Literacy Defined
ELA Progressions
Skill Progressions in West Virginia College- and Career-Readiness Standards for English Language Arts The following pages contain the skill progressions found in the West Virginia College- and Career-Readiness Standards for English language arts (ELA). In ELA, each grade level consists of 41 standards; these standards have been organized in K-12 order to show the advancing rigor and complexity of the expectations for what students should know, understand, and be able to do. This document is intended to be a resource that fosters and supports discussion among teachers as they look at the vertical alignment found within the standards that creates a meaningful progression of skills toward college- and career-readiness
Providing Integrated Literacy
All West Virginia teachers are responsible for classroom instruction that integrates content standards, learning skills, and technology tools. WV College- and Career-Readiness Standards for English Language Arts encompass four domains: reading, writing, speaking/listening, and language. Integrating standards effectively from each of these domains provides students with a meaningful context and authentic purposes for learning. One way to integrate the four domains is to shape lessons around complex texts and then ground writing, speaking/listening, and language experiences in the texts themselves as well as in the themes or topics of the texts being studied
Fostering Disciplinary Literacy
All teachers play a vital role in designing and delivering instruction that helps students to think, learn, and communicate with complex texts. Each content area or discipline offers a unique way to create, communicate, or evaluate information (ILA, 2015). These different stances toward knowledge lead disciplinary experts to read differently. For example, mathematics experts must read each word very carefully because misreading even one word can change the meaning of what they read and lead to mistakes or incorrect answers. However, historians often work to interpret the past using incomplete and/or conflicting texts which means they must read beyond the individual words on the page and make inferences based on the author’s perspective, the time period the text was written, and whether or not any other texts provide the same or similar information (ILA, 2015). With these differences in mind, teachers in each discipline should use the kinds of literacy instruction that best fit the modes of thinking and communication in that particular field of study.
Text Complexity
College- and Career- Readiness Goals
Becoming a college- and a career-ready reader doesn’t happen overnight. To develop college- and career-ready reading skills, students need to work with a range of increasingly complex texts over the course of their school years.
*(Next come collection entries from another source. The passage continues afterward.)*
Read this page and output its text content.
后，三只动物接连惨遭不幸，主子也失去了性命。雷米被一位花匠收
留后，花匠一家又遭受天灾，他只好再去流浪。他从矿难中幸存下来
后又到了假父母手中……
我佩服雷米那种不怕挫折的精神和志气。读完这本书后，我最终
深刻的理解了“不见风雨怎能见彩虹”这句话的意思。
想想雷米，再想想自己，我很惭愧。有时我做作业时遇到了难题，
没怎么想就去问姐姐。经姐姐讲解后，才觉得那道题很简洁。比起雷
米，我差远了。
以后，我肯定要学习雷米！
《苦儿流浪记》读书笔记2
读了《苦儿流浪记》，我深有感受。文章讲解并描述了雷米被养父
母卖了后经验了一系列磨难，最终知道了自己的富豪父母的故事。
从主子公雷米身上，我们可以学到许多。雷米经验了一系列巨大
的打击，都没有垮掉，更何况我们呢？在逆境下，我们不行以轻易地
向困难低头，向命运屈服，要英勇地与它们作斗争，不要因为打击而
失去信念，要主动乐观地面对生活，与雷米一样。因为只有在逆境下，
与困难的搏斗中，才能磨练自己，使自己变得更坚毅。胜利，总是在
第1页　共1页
To support the need for students to work with increasingly complex texts each school year, the WV College- and Career- Readiness Standards for English Language Arts define the Lexile range goals for each programmatic level in the section titled “Text Complexity Expectations”. Specific grade level expectations are defined in Standards 18 and 19.
Using Complex Texts in the Classroom
Despite steady or growing reading demands from various sources, K–12 reading texts have actually trended downward in difficulty in the last half century. Gary L. Williamson (2006) found a 350L (Lexile) gap between the difficulty of end-of-high school and college texts—a gap equivalent to 1.5 standard deviations and more than the Lexile difference between grade 4 and grade 8 texts on the National Assessment of Educational Progress (NAEP). Although legitimate questions can be raised about the tools used to measure text complexity (e.g., Mesmer, 2008), what is relevant in these numbers is the general, steady decline—over time, across grades, and substantiated by several sources—in the difficulty and likely also the sophistication of content of the texts students have been asked to read in school since 1962.
Current trends suggest that if students cannot read challenging texts with understanding—if they have not developed the skill, concentration, and stamina to read such texts—they will read less in general. As Adams (2009) puts it, “There may one day be modes and methods of information delivery that are as efficient and powerful as text, but for now there is no contest. To grow, our students must read lots, and more specifically they must read lots of ‘complex’ texts—texts that offer them new language, new knowledge, and new modes of thought.
Measuring Text Complexity: Three Factors
Qualitative evaluation of the text
Levels of meaning, structure, language conventionality and clarity, and knowledge demands.
Quantitative evaluation of the text
Readability measures and other scores of text complexity such as a Lexile score.
Matching reader to text and task
Reader variables (such as motivation, knowledge, and experiences) and task variables (such as purpose and the complexity generated by the task assigned and the questions posed).
Understanding the Lexile Framework For Reading
The Lexile Framework for Reading matches reader ability and text complexity, allowing individualized monitoring of progress. There are two Lexile® measures: the Lexile reader measure and the Lexile text measure. A Lexile reader measure represents a person’s reading ability on the Lexile® scale. A higher Lexile reader measure represents a higher level of reading ability on the Lexile scale. A Lexile reader measure is usually obtained by having the reader take a test of reading comprehension. A Lexile text measure represents a text’s difficulty level on the Lexile scale. Lexile measures are based on two well-established predictors of how difficult a text is to comprehend: semantic difficulty (word frequency) and syntactic complexity (sentence length). When used together, they can help a reader choose a book or other reading material that is at an appropriate difficulty level. The Lexile reader measure can also be used to monitor a reader’s growth in reading ability over time.